The firm’s adjusted Ebitda dipped by 2.2% to £58.4m in the six months to the end of June on turnover of £229.2m, up 1%, while pre-tax profit was up 31% at £50.9m, boosted in part by the sale of a former quarry in Bristol.
Higher gas costs hit Ebitda, with increases in the mid-teen percentages, and the group expected the rising price environment to continue into the second half.
But current demand for bricks remained robust, said chief executive Joe Hudson, notably from the new build housing sector, while overall market fundamentals remained favourable.
He added that following a business review the group’s UK brickmaking plants would undergo 12 months of increased maintenance activity “to ensure the factories can operate at sustainable levels to meet continued increasing demand”.
Hudson, who was appointed in April, said while the resulting shutdowns and extra spending on maintenance and refurbishment would have a short-term impact on the group’s financial performance such overhauls were necessary for the business.

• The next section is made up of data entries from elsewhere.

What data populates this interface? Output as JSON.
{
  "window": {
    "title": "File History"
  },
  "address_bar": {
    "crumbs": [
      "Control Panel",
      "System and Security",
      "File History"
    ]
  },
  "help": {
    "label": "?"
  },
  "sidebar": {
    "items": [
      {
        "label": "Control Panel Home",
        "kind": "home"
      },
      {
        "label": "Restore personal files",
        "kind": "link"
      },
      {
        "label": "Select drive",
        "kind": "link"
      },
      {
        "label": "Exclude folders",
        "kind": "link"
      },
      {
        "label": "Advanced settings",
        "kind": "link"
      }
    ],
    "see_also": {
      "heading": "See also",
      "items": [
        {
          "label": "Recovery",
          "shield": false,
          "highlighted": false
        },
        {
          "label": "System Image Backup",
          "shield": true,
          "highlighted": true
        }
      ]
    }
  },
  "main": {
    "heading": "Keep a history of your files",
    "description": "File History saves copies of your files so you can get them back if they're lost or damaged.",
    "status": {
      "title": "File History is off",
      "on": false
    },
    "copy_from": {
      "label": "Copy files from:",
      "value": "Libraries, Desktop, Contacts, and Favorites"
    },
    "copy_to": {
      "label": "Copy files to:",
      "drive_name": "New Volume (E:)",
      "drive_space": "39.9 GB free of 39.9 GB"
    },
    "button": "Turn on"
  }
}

Along with 23 quarries Ibstock operates 19 brick production plants across the UK, and Hudson said the commissioning of the new 100 million bricks-a-year production plant in Leicestershire, adding around 13% of capacity, was continuing as scheduled and would not be affected by the planned maintenance programme.
The group’s concrete business, which generated £50m of revenues in the first half, level with the same period last year, was hit by the bad weather early on in 2018 and less work going on in the repair and maintenance sector.
Ibstock said adjusted Ebitda for the year ended 31 December 2018 would be between £121m to £125m, with reported Ebita in the range of £130m to £134m.